The necessity of unlearning in education

Progress Namibia - The necessity of unlearning in education
11 February 2019

Have you ever heard of unlearning? Our world views, our mental models, are shaped by our education, but also by our personal experiences, opportunities, communities, cultures, societies and psyches. These are increasingly in the control of the financial system. In our financial system where financiers move to new frontiers of ownership, financial value is being created through the production of scarcity via commons privatised, and as a result, production of poverty. And one can see the same happening in education and the intellectual space that we all hold. Mental environmentalism, if you will. I will go back a few steps to make my point.

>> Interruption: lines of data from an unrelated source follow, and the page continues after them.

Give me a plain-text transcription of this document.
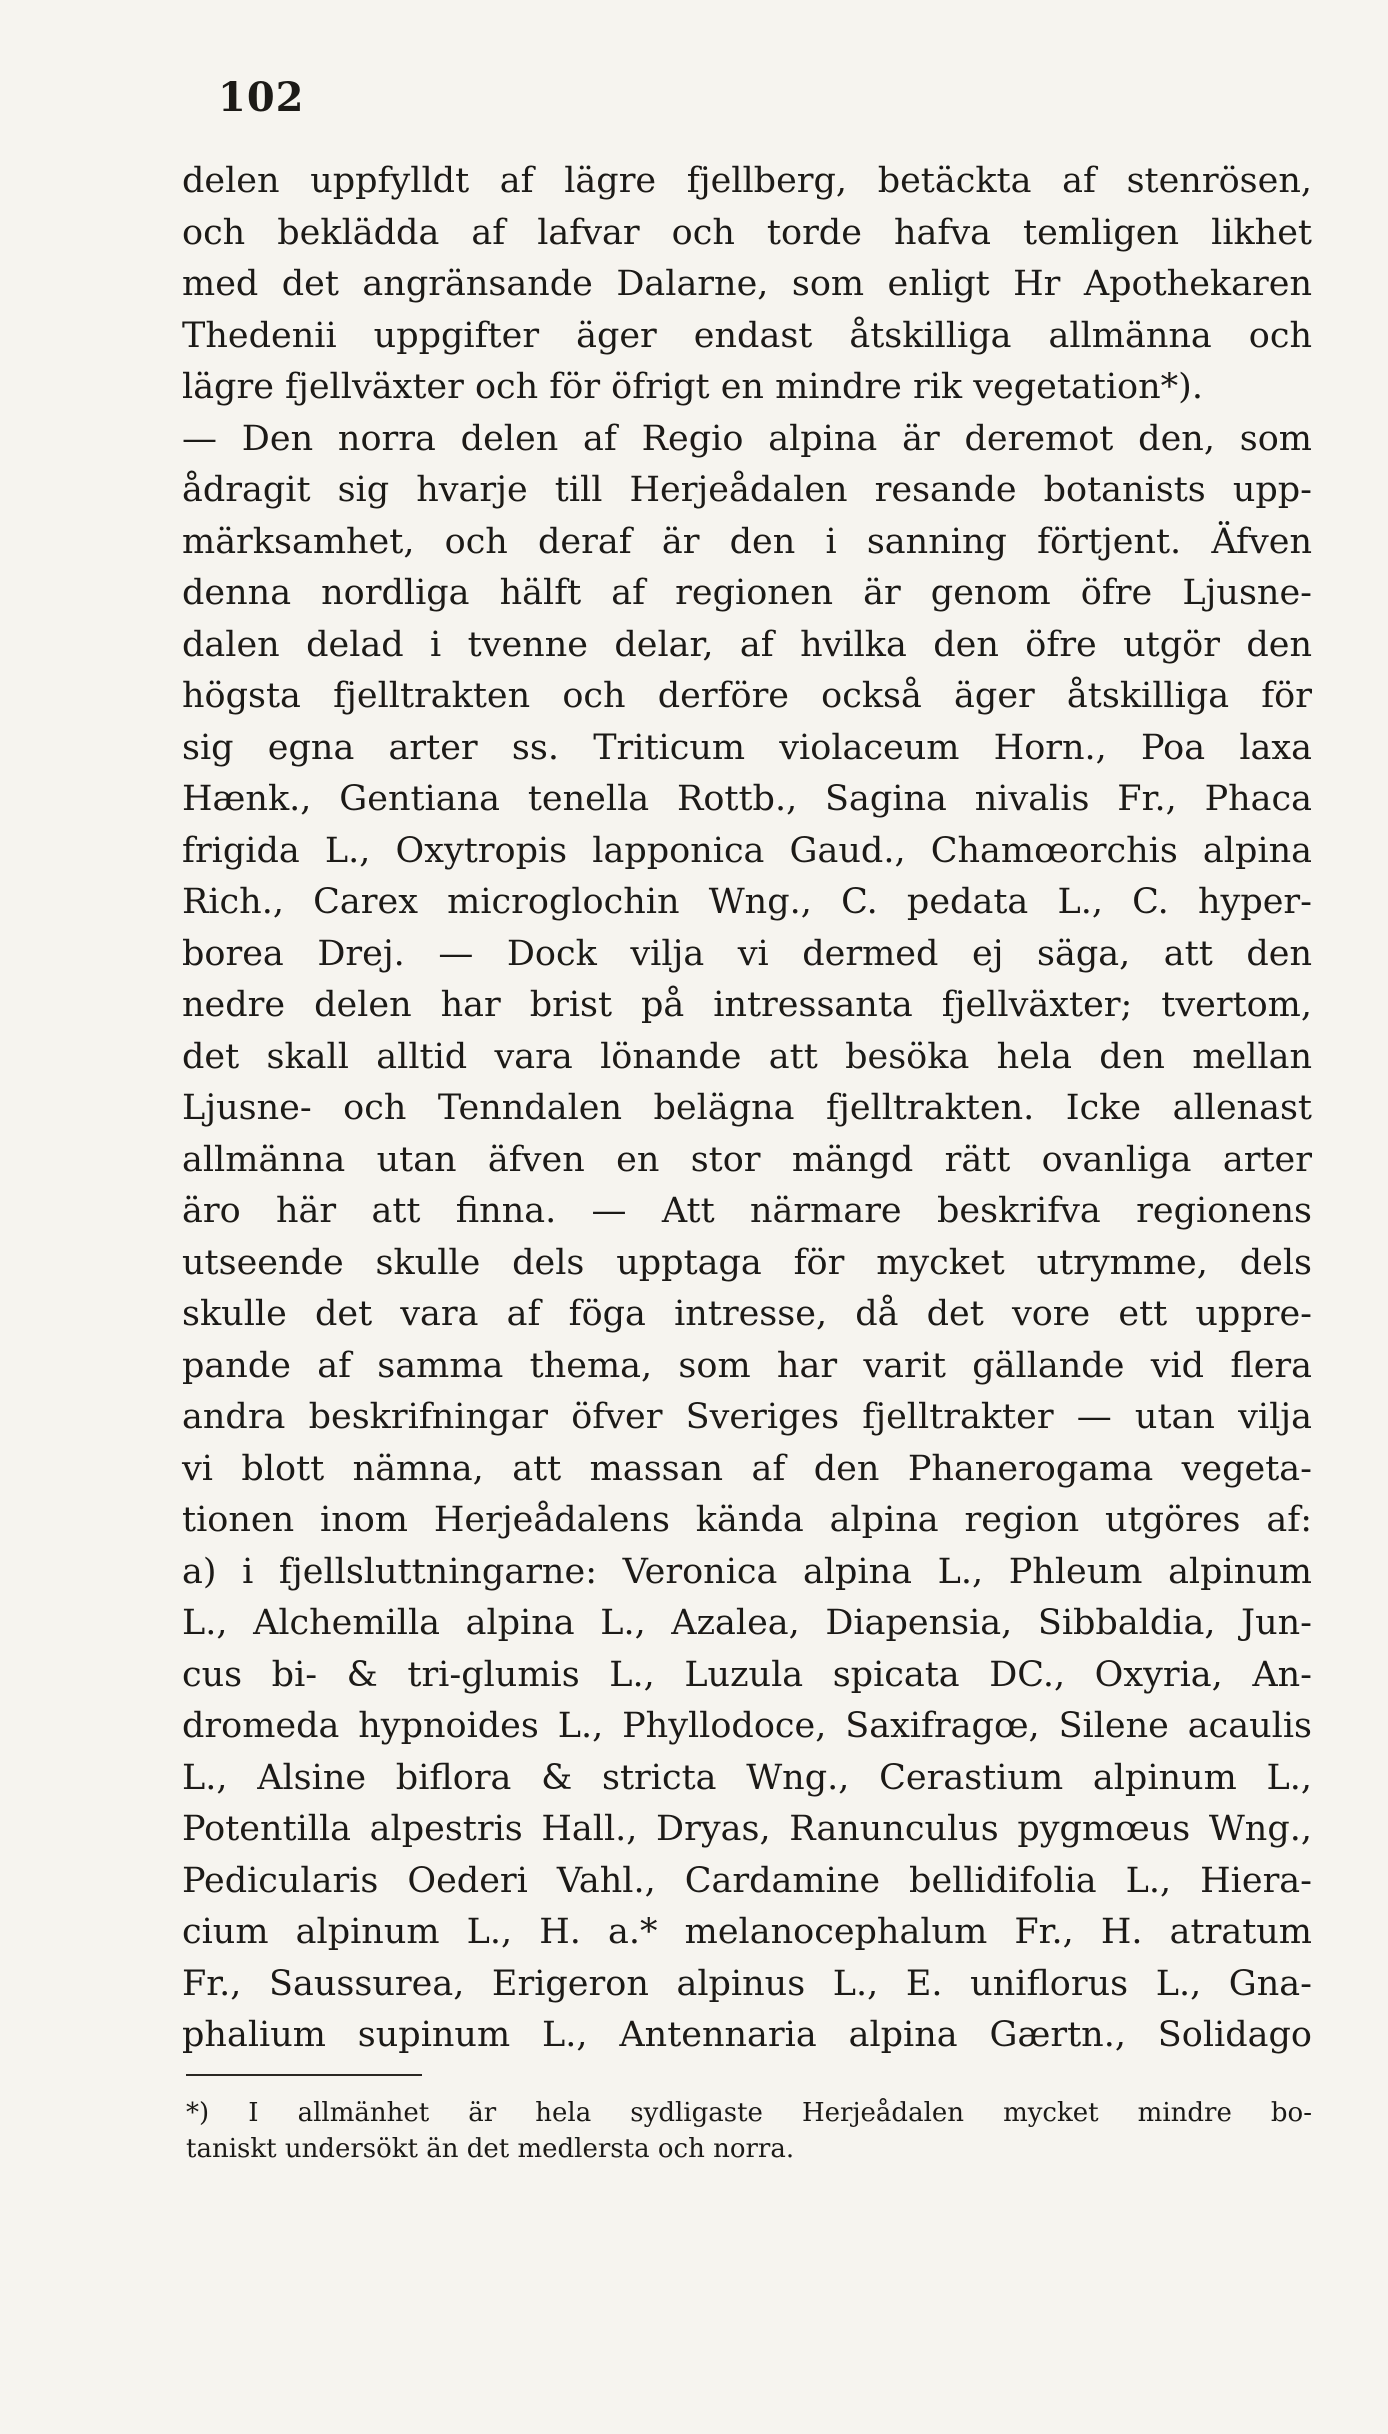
102
delen uppfylldt af lägre fjellberg, betäckta af stenrösen,
och beklädda af lafvar och torde hafva temligen likhet
med det angränsande Dalarne, som enligt Hr Apothekaren
Thedenii uppgifter äger endast åtskilliga allmänna och
lägre fjellväxter och för öfrigt en mindre rik vegetation*).
— Den norra delen af Regio alpina är deremot den, som
ådragit sig hvarje till Herjeådalen resande botanists upp-
märksamhet, och deraf är den i sanning förtjent. Äfven
denna nordliga hälft af regionen är genom öfre Ljusne-
dalen delad i tvenne delar, af hvilka den öfre utgör den
högsta fjelltrakten och derföre också äger åtskilliga för
sig egna arter ss. Triticum violaceum Horn., Poa laxa
Hænk., Gentiana tenella Rottb., Sagina nivalis Fr., Phaca
frigida L., Oxytropis lapponica Gaud., Chamœorchis alpina
Rich., Carex microglochin Wng., C. pedata L., C. hyper-
borea Drej. — Dock vilja vi dermed ej säga, att den
nedre delen har brist på intressanta fjellväxter; tvertom,
det skall alltid vara lönande att besöka hela den mellan
Ljusne- och Tenndalen belägna fjelltrakten. Icke allenast
allmänna utan äfven en stor mängd rätt ovanliga arter
äro här att finna. — Att närmare beskrifva regionens
utseende skulle dels upptaga för mycket utrymme, dels
skulle det vara af föga intresse, då det vore ett uppre-
pande af samma thema, som har varit gällande vid flera
andra beskrifningar öfver Sveriges fjelltrakter — utan vilja
vi blott nämna, att massan af den Phanerogama vegeta-
tionen inom Herjeådalens kända alpina region utgöres af:
a) i fjellsluttningarne: Veronica alpina L., Phleum alpinum
L., Alchemilla alpina L., Azalea, Diapensia, Sibbaldia, Jun-
cus bi- & tri-glumis L., Luzula spicata DC., Oxyria, An-
dromeda hypnoides L., Phyllodoce, Saxifragœ, Silene acaulis
L., Alsine biflora & stricta Wng., Cerastium alpinum L.,
Potentilla alpestris Hall., Dryas, Ranunculus pygmœus Wng.,
Pedicularis Oederi Vahl., Cardamine bellidifolia L., Hiera-
cium alpinum L., H. a.* melanocephalum Fr., H. atratum
Fr., Saussurea, Erigeron alpinus L., E. uniflorus L., Gna-
phalium supinum L., Antennaria alpina Gærtn., Solidago
*) I allmänhet är hela sydligaste Herjeådalen mycket mindre bo-
taniskt undersökt än det medlersta och norra.
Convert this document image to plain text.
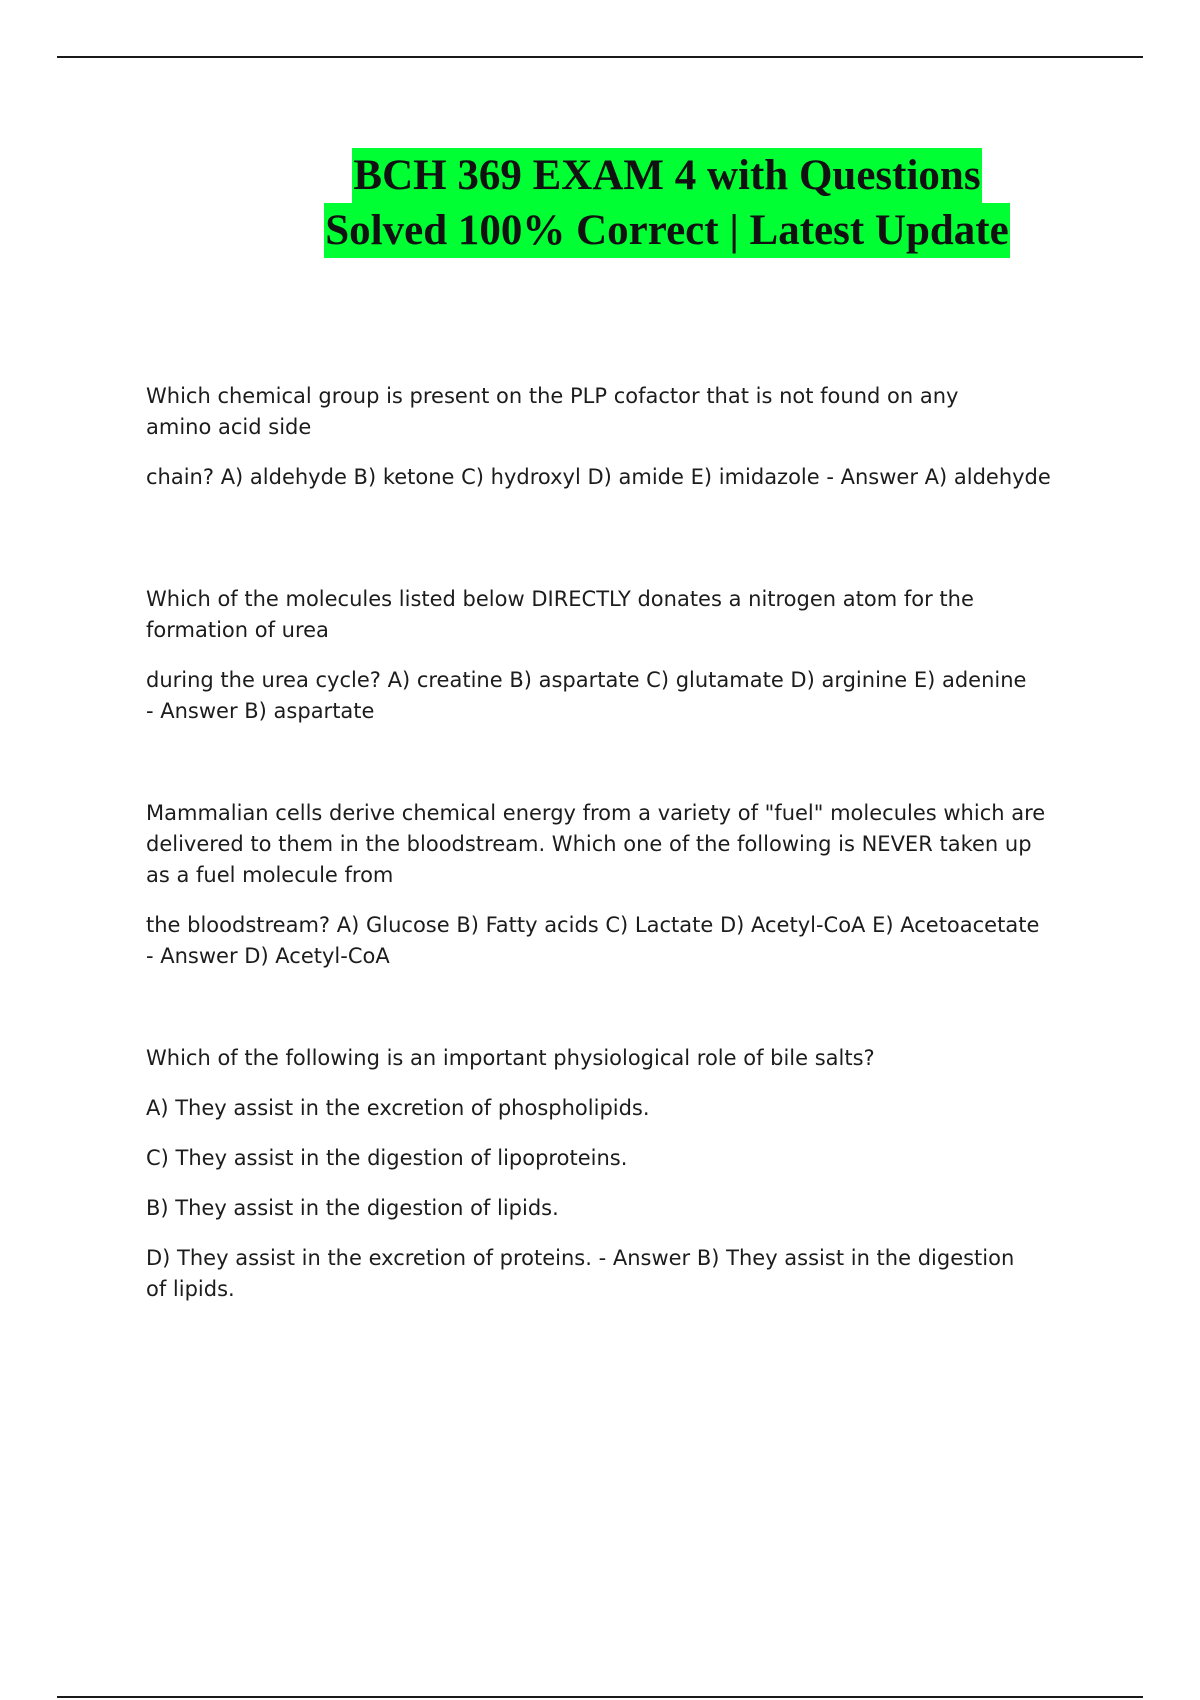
BCH 369 EXAM 4 with Questions
Solved 100% Correct | Latest Update

Which chemical group is present on the PLP cofactor that is not found on any
amino acid side

chain? A) aldehyde B) ketone C) hydroxyl D) amide E) imidazole - Answer A) aldehyde

Which of the molecules listed below DIRECTLY donates a nitrogen atom for the
formation of urea

during the urea cycle? A) creatine B) aspartate C) glutamate D) arginine E) adenine
- Answer B) aspartate

Mammalian cells derive chemical energy from a variety of "fuel" molecules which are
delivered to them in the bloodstream. Which one of the following is NEVER taken up
as a fuel molecule from

the bloodstream? A) Glucose B) Fatty acids C) Lactate D) Acetyl-CoA E) Acetoacetate
- Answer D) Acetyl-CoA

Which of the following is an important physiological role of bile salts?

A) They assist in the excretion of phospholipids.

C) They assist in the digestion of lipoproteins.

B) They assist in the digestion of lipids.

D) They assist in the excretion of proteins. - Answer B) They assist in the digestion
of lipids.
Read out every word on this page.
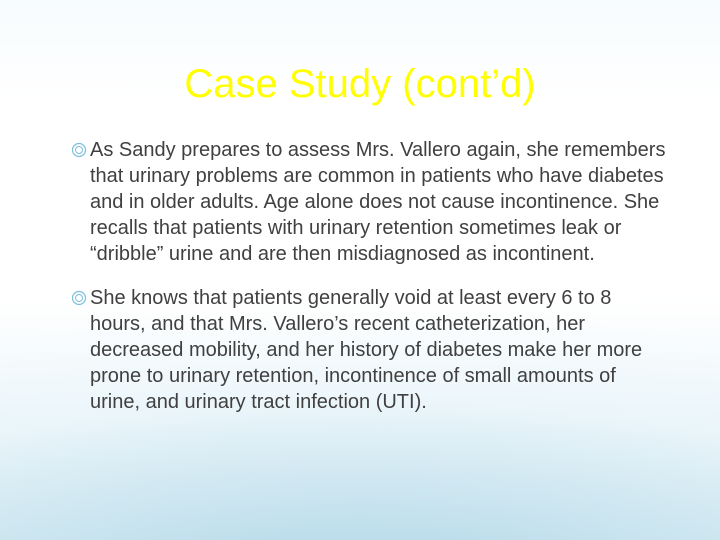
Case Study (cont’d)
As Sandy prepares to assess Mrs. Vallero again, she remembers that urinary problems are common in patients who have diabetes and in older adults. Age alone does not cause incontinence. She recalls that patients with urinary retention sometimes leak or “dribble” urine and are then misdiagnosed as incontinent.
She knows that patients generally void at least every 6 to 8 hours, and that Mrs. Vallero’s recent catheterization, her decreased mobility, and her history of diabetes make her more prone to urinary retention, incontinence of small amounts of urine, and urinary tract infection (UTI).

An excellent example is the manicured garden (like the one in the image above). This is a great metaphor used by Alex Dunedin in his article "Education, Utopia, Necessity, and Existential Poverty". He used this as a backdrop to his main argument about education - "one of seeping abundance which is actually a creeping desertification".

The commonly manicured garden is dominated by a lawn usually sterilised by a single (usually genetically-modified) species of grass, neatly lined up bulbs and plants of alien species that flower but produce no fruit, purely ornamental. Nearly all presence of 'unathorised' plant and animal species are sterilised and eradicated from the habitat. If we observe this over time, we can notice that the insect life, the soil biome, the indigenous animals and plants are imposed upon, uprooted, excluded and destroyed. The garden is closed up, keeping everything outside out, it is sprayed with herbicides, fungicides and insecticides. The perennial colonial country garden, as Dunedin puts it, is not a scene of abundance but instead the displaying colours of an environmental and existential holocaust.

This serves as a metaphor of what is happening in our "socio-intellectual and cultural context as hegemonic monocultures act to homogenise the diverse landscape" according to one world view/mental model.

The founder of General Semantics, Alfred Korzibski, said that "all human knowledge is conditioned and limited, at present, by the properties of light and human symbolism" and that the "solution of all human problems depends upon inquiries into these two conditions and limitations".

Right now, as we stand, the same knowledge between two people might not be seen with the same merit. This undervaluing of knowledge exists in many forms. For instance, look at the issue of women with the same skills and knowledge as men being paid less or not considered for positions on the basis of their gender. The skills and capabilities they have are the same as men and have not been deconstructed; they have also not overtly been told that women are not as valuable. What has taken place has occurred in an esoteric way. We can argue the same for individuals who have come from different universities, or if someone has not gone to university at all versus someone who does (but has the same knowledge). Of course, we do not want to give special positions to people in society who do not hold the necessary skills. However, if unattainable finance, for instance, has precluded an individual from taking part in an opportunity to attain some form of bureaucratic qualification (but not necessarily the knowledge or skills) then the "process unvalues them by shifting the axis of education from a meritocratic base to one of arbitrary advantage and good fortune".

This is important to consider in our current economic system. We live in a world which has concentrated financial wealth in the hands of a few. Economically, we are recreating a feudal hierarchy which defines opportunity for everyone else. As wealth increases and concentrates, particularly through financial instruments, investment concentrates power and shifts value systems towards profit. A good example of this is the power that banks such as Barclays, JP Morgan and Deutsche Bank had over food futures in the 1990s and the result of artificial inflation of the price of staple foods and the resultant creation of famines. This is highly relevant because education, and knowledge (and who is valued as having knowledge) has now become an investment target. This has been spoken about for decades.

There is push back around this, with alternative Universities propping up that are student-focused, holistic, critical and embedded in systems thinking. But we need to think about these things - what are we currently teaching, and learning? And what do we need to unlearn to move forward?